Londra'da Queen Mary Üniversitesi'nden Michael Pluess daha önceki araştırmalar ışığında, binlerce genin karışık dağılımının çevreye duyarlılığımızı belirlediği; ve bunun da duygusal yapımızı belirleyen tek faktör olduğu üzerinde durulduğunu hatırlatıyor. Son on yılda ise, psikologlar çok hassas insanlarda ortak bulunan düzinelerce genetik varyant tespit etti, örneğin serotonin, dopamin ve oksitosin gibi düzenleyici anahtar hormonlar...

Pluess, bu genlerin çoğunun beynin duyguların işlenmesinden sorumlu olan ve amigdala adı verilen bölgesindeki aktiviteyi arttırdığını bulan kişi.

Ancak bunların hiçbiri kötü haber değil. Aşırı duyarlı insanların çevrelerindeki olumsuzluklardan etkilendikleri gerçeği işin bir yönü; Plueess’ın araştırmaları ise bu kişilerin aynı zamanda daha derin düşünen, daha yaratıcı ve olaylara daha pozitif yaklaşan kişiler olduğunu ortaya koyuyor. Ayrıca aşırı duyarlılık, insanları yeni koşullara uyum sağlamada daha başarılı kılıyor ki bu da evrimsel açıdan avantajlı bir özellik.

Genel bir kural olarak bu tarz kişiler empati testlerinde daha yüksek başarı elde ediyorlar. Tam tersi, empati kurmakta başarısız olan kişiler ise grup çıkarlarının kişisel çıkarların önünde olması gereken durumlarda tercih edilen kişilikler oluyor. İngiltere’de Sussex Üniversitesi’nden Sarah Garfinkel “Bunlar örneğin bir şirketin çıkarları için çok sayıda çalışanı kapı önüne rahatlıkla koyabilen kişiler” diyor.

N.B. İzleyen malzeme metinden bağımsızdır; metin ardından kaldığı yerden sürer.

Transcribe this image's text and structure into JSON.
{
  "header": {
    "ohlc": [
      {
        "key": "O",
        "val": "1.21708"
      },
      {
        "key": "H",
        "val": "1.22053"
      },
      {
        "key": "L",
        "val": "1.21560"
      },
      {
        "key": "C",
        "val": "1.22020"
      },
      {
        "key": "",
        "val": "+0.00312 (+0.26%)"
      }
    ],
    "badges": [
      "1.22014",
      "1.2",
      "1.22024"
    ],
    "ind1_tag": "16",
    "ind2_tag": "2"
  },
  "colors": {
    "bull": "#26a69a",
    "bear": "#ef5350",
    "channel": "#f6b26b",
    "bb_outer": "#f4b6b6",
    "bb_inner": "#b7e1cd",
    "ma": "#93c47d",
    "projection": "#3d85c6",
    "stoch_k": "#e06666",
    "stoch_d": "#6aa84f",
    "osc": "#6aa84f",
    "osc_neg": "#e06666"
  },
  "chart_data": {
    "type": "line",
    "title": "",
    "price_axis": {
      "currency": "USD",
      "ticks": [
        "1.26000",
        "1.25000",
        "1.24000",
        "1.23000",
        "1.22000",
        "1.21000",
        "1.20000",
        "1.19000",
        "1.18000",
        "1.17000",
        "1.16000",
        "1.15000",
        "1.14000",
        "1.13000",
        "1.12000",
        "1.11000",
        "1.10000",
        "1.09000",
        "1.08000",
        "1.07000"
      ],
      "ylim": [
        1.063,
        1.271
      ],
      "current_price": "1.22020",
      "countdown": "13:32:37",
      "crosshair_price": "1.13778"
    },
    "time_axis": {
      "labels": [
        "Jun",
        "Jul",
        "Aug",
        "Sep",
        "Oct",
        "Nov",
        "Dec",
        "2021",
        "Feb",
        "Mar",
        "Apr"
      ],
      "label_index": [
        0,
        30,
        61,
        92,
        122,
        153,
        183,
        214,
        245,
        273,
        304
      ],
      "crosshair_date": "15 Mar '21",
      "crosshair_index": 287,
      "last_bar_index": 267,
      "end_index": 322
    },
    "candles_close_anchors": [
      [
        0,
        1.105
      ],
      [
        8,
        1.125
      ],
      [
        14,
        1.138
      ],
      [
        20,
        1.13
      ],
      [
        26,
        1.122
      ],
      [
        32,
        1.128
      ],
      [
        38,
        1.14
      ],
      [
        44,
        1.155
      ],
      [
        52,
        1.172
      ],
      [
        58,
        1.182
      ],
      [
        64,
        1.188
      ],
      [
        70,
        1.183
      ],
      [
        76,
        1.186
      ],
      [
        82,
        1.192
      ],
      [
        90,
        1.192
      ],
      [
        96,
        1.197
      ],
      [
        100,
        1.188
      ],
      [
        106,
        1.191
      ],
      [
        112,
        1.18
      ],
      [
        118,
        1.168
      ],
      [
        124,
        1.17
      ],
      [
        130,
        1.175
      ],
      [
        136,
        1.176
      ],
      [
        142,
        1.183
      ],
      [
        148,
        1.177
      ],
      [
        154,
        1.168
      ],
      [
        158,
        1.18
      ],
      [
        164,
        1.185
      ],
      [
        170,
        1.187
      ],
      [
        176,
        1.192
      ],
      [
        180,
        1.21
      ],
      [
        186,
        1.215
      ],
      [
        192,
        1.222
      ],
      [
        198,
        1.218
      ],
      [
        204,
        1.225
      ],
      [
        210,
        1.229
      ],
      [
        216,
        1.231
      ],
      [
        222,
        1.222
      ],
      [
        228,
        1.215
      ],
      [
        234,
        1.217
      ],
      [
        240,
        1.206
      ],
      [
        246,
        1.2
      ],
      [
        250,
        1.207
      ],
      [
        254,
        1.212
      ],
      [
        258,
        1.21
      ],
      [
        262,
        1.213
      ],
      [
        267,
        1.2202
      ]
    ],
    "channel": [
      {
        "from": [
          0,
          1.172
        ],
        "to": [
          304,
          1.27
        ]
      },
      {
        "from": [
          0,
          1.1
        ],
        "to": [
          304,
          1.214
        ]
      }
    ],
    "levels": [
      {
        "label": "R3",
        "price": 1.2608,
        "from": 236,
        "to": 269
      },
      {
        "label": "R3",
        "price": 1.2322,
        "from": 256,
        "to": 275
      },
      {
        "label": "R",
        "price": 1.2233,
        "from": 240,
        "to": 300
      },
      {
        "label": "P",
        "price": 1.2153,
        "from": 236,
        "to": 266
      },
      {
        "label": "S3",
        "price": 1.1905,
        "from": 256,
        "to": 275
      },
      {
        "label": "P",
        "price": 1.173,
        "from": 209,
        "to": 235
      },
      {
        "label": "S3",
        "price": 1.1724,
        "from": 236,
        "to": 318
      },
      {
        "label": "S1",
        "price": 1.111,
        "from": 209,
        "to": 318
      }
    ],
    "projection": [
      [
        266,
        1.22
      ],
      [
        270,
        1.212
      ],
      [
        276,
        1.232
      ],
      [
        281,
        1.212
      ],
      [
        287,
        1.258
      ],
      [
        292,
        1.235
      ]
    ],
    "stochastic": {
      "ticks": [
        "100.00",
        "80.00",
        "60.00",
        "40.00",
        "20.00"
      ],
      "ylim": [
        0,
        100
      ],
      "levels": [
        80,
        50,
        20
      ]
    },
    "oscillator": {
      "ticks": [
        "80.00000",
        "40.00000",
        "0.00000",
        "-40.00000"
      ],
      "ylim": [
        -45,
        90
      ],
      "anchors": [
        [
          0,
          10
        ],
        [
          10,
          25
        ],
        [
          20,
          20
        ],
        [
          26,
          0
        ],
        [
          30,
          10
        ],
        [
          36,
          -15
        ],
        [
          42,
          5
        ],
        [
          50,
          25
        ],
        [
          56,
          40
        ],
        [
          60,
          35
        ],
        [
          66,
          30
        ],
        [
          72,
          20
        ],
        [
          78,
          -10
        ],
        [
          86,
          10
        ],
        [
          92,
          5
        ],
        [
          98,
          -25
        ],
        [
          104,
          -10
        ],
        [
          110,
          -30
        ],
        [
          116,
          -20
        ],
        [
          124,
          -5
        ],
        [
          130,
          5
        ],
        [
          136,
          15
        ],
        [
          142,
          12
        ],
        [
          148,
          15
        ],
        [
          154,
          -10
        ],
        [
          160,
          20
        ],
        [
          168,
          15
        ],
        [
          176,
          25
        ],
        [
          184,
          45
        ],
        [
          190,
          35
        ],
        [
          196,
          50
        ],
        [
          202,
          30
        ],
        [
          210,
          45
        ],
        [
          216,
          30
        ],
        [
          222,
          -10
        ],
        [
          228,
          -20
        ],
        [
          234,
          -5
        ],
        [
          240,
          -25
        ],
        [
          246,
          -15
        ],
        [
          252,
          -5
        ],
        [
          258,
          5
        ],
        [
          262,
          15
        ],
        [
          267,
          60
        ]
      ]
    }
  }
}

Evrimsel süreçte farklı karakter özelliklerine sahip insanların bir arada bulunmasının sağlıklı olduğu belirtiliyor. Açık aykırı değerler olduğu sürece- soğukkanlılıkla adam öldürmeye kadar varabilen aşırı bir psikopati durumu örneğin- duygusal tepkilerimiz beyin mantık bölgesi olan prefrontal korteksti amigdalaya bağlayan devreler tarafından tutulur ve  isyan çıkarmazlar. Dolayısıyla sağlıklı bir beyinde siz kendi duygusal tepkilerinizi mantıklı düşünce çerçevesinde kontrol altında tutabilirsiniz..

New Scientist’ten derleyen Özlem Yüzak

*Bu yazı HBT'nin 53. sayısında yayınlanmıştır.